Best decision ever – skip the architect

The architect role is sold as outstanding important in product development efforts – especially when IT is involved. But I’ve learned some lessons.

The secret.de case – skip the architect

Roughly 3 years ago we started a new business – a high class and exclusive casual dating site focusing exclusively at women. The technical decision was soon done by picking Ruby on Rails v3 as web framework and mongoDB as persistence layer. It was a radical shift away from our current technology stack – pure java and postreSQL.

When we started with Sprint 0 we hired external people to support us. One person acted as the Ruby on Rails trainer for 1 week – to get our people up to speed. At the time we started we had 1 skilled Ruby on Rails person focusing on frontend development and one not-so-experienced person with Ruby on Rails focusing on backend development. The remaining team were skilled java developers. The other external people were one Rails nerd and an architect. During the sprints, it turned out that the architect didn’t have any clue about Rails nor pragmatic architecture. He started to document our project with ARC42 templates … so, we decided to put him aside soon. Leaving the team – without lead. No architect, no direction, no guidance – no hope?

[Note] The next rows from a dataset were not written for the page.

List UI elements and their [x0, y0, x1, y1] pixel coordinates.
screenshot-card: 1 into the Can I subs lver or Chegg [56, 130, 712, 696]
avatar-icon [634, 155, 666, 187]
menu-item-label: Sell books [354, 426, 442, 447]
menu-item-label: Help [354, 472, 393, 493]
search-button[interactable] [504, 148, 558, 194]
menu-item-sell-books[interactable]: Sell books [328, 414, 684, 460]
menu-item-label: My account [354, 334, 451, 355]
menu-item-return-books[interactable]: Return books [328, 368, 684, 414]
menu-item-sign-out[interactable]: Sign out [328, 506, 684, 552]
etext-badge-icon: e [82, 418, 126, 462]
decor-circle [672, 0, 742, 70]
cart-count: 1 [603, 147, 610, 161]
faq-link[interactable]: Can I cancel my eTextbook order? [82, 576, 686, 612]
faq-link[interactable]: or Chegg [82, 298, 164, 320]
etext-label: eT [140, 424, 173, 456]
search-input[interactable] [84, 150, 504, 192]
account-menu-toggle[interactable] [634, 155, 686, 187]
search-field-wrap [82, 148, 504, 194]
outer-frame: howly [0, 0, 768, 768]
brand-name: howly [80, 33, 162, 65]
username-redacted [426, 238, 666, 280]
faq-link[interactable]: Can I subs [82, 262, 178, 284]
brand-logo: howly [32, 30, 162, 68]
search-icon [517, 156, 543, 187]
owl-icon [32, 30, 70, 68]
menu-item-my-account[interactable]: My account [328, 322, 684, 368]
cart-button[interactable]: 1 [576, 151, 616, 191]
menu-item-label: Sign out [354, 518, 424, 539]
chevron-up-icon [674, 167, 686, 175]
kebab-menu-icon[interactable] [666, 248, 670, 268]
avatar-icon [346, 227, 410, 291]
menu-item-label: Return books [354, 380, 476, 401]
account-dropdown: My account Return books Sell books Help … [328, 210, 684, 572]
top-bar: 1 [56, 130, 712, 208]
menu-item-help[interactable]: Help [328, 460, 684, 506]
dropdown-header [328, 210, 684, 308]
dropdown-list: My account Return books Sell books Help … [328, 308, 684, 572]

Not at all. What happened? The team started to accept the fact that there’s no over-brain available. No-one making decisions for them. No-one giving direction. And, magically, they took over the ownership for the overall project. Each and every design decision was discussed within the team. Planning II got a total new meaning to the team. Sure, quite some mistakes were made – but most of them due to non-experience with the new technology stack. The Rails nerd was out-phased as soon as the platform went live – after 3,5 month of development.

So, in self-empowered teams there is no need for an explicit architect role. Naturally in team configurations there are more experienced people and less experienced people. A good team will distribute the overall responsibility for good architecture work over all heads. Everybody will carry a piece fitting their experience and willingness to contribute. Plus – you will not run into knowledge distribution problems. Everybody is involved. Knowledge is flowing. New persons can be introduced without a lot effort. The teams credo “fix it if it breaks” led to a low-maintenance and up-to-date system. So, I’ve a fast, fast, fast running application and a real high-performing team.

For me – in the end – the best decision ever was to skip the architect.